STRAUS TALKS ON EAST SIDE.
Leaves Madison Square Garden Without Hearing Roosevelt.
    Immediately after his Madison Square Garden speech, Oscar S. Straus left in his motor for the east side, where he delivered two fifteen-minute speeches to enthusiastic gatherings, addressing nearly a thousand persons.
    In front of the great Central Palace in Clinton Street, where the first meeting was held, two or three hundred people gave the candidate a noisy welcome, and so pressed around his machine that it was unable to draw up to the entrance. Mr. Straus finally crowded his way into the hall, but two other automobiles, which had accompanied him, were stuck far behind in the press.
    Several moments elapsed before he was able to quiet the shouting crowd inside the hall.

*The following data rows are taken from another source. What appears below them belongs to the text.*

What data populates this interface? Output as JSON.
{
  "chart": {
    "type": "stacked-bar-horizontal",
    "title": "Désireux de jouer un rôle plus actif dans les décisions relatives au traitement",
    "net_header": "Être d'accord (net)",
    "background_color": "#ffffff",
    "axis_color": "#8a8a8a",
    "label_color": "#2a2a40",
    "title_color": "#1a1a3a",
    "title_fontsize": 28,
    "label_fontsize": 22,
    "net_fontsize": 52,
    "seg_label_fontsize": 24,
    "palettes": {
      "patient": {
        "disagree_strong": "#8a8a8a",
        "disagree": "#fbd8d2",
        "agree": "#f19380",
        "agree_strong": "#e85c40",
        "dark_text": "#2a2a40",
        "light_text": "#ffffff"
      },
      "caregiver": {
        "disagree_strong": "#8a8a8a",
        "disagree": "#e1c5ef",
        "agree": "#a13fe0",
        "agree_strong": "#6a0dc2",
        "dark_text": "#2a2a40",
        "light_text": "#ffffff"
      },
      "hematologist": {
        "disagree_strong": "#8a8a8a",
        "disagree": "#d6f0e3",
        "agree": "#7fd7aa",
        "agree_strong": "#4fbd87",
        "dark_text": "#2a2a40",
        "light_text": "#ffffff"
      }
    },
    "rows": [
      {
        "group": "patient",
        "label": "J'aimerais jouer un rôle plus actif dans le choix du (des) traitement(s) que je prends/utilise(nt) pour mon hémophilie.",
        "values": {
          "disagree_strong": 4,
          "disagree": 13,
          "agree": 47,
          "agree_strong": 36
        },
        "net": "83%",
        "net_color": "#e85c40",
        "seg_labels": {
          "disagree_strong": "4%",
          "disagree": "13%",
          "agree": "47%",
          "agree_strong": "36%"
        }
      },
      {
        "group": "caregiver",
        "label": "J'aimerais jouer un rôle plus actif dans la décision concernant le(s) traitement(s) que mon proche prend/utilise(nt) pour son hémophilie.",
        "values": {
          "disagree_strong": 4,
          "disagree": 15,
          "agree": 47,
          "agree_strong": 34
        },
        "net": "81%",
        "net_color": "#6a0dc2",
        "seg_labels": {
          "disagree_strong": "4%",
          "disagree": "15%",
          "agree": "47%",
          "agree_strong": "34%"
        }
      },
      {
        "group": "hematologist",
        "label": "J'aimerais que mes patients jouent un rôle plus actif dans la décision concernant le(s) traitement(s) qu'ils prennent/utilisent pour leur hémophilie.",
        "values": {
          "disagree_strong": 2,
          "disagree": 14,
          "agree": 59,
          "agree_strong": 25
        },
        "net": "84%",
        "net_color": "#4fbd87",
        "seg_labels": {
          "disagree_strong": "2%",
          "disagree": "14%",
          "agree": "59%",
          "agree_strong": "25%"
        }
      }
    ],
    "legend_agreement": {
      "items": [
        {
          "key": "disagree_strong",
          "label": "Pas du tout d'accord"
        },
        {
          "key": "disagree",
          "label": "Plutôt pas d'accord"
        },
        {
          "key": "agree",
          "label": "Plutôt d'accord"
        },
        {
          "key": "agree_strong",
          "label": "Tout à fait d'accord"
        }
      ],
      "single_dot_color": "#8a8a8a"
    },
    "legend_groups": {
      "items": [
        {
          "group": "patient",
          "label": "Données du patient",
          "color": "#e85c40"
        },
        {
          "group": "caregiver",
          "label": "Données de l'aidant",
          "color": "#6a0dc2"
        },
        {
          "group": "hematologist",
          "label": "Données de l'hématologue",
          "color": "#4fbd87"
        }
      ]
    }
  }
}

His speech related mainly to the labor question.
    "What has Mr. Sulzer done for labor," he asked. "that he should lay so much stress upon that point? I have done something for labor also, for I have had under my charge the arbitration of some of this country's largest labor disputes.
    "Louis Marshall, a lawyer of this district, has written a letter in which he says he is opposed to me and in favor of Mr. Sulzer. I ask you if that is not an insult to the intelligence of the entire Jewish community, to try to influence them in that way? You don't have to ask any one how to vote. You don't seek the advice of the silk stockings."
    Concluding, he said that he made his appeal for the votes of that community solely on his political record.
    At Pacific Hall, 209 East Broadway, Mr. Straus was led to an elaborate marriage canopy, under which he was to make his speech, and won the crowd by a humorous allusion to it.
    "How's Teddy?" some one called out.
    "He's fine," was the reply. "And I'm sure that, if he had known I was coming down here, he would have sent you his love, for he loves plain people."
    The second speech was devoted largely to a discussion of immigration problems.
    "The uptown Jews," he said, "have asked you to vote for Sulzer because of his activity in the Russian treaty abrogation. He did not do that for you. He did it for all American citizens, and no American citizen is a Jew, but an American citizen."
    On the way uptown at the conclusion of his tour Mr. Straus passed Madison Square Garden while Col. Roosevelt was speaking. He did not stop but continued to his home in Seventy-sixth Street.